Mutu Material Dipertanyakan, Pelaksana Proyek Revitalisasi Belum Buka Suara

avatar Redaksi
  • URL berhasil dicopy
Pembangunan rumah dinas guru yang diduga menggunakan batu pondasi dari tambang ilegal (foto : agus_beritaformat)
Pembangunan rumah dinas guru yang diduga menggunakan batu pondasi dari tambang ilegal (foto : agus_beritaformat)

Dugaan penggunaan batu pondasi berkualitas rendah pada proyek revitalisasi rumah dinas guru di SMP Satap Negeri 24 Sigi menjadi sorotan. Proyek senilai Rp430 juta yang bersumber dari APBN melalui Program Bantuan Pemerintah Revitalisasi Satuan Pendidikan Tahun Anggaran 2026 itu diduga menggunakan material yang diambil dari kawasan pegunungan di sekitar sekolah.

Berdasarkan pantauan di lokasi, sebagian batu pondasi tampak bertekstur rapuh dan mudah pecah.
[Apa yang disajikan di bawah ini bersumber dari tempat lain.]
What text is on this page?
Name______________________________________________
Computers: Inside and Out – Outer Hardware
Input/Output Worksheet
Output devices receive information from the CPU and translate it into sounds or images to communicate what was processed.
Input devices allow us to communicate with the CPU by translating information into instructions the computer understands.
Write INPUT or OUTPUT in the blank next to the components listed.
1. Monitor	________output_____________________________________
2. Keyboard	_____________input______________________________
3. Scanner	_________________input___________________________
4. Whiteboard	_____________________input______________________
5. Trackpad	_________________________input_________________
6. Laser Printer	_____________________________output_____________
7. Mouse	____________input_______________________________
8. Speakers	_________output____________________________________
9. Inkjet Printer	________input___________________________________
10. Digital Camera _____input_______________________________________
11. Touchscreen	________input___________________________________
Dugaan tersebut masih memerlukan pembuktian melalui spesifikasi teknis proyek serta penjelasan dari pelaksana dan konsultan pengawas.

Seorang warga mengaku batu pondasi diambil dari gunung sekitar sekolah sebelum dikumpulkan di tepi jalan untuk digunakan dalam proyek maupun kebutuhan warga.

Keterangan senada disampaikan Ansar, mantan kepala tukang yang mengaku menangani tahap awal pekerjaan.

"Memang batu dari gunung itu gampang pecah. Karena itu kami pilih-pilih, hanya yang kualitasnya lebih baik dipakai untuk pondasi, sisanya tidak digunakan," ujar Ansar, Kamis (23/7/2026).

Pengakuan tersebut memunculkan pertanyaan mengenai kesesuaian material dengan spesifikasi teknis, mengingat kualitas pondasi sangat menentukan kekuatan dan ketahanan bangunan.

Media ini telah berulang kali berupaya meminta klarifikasi kepada pihak sekolah dan pengurus Panitia Pembangunan Satuan Pendidikan (P2SP). Kepala SMP Satap Negeri 24 Sigi, Arifin, menyatakan pengelolaan teknis proyek telah diserahkan kepada pengurus pembangunan.

Sementara itu, bendahara P2SP yang sempat menyatakan bersedia diwawancarai beberapa kali menunda pertemuan. Saat kembali didatangi ke sekolah, klarifikasi juga belum diperoleh.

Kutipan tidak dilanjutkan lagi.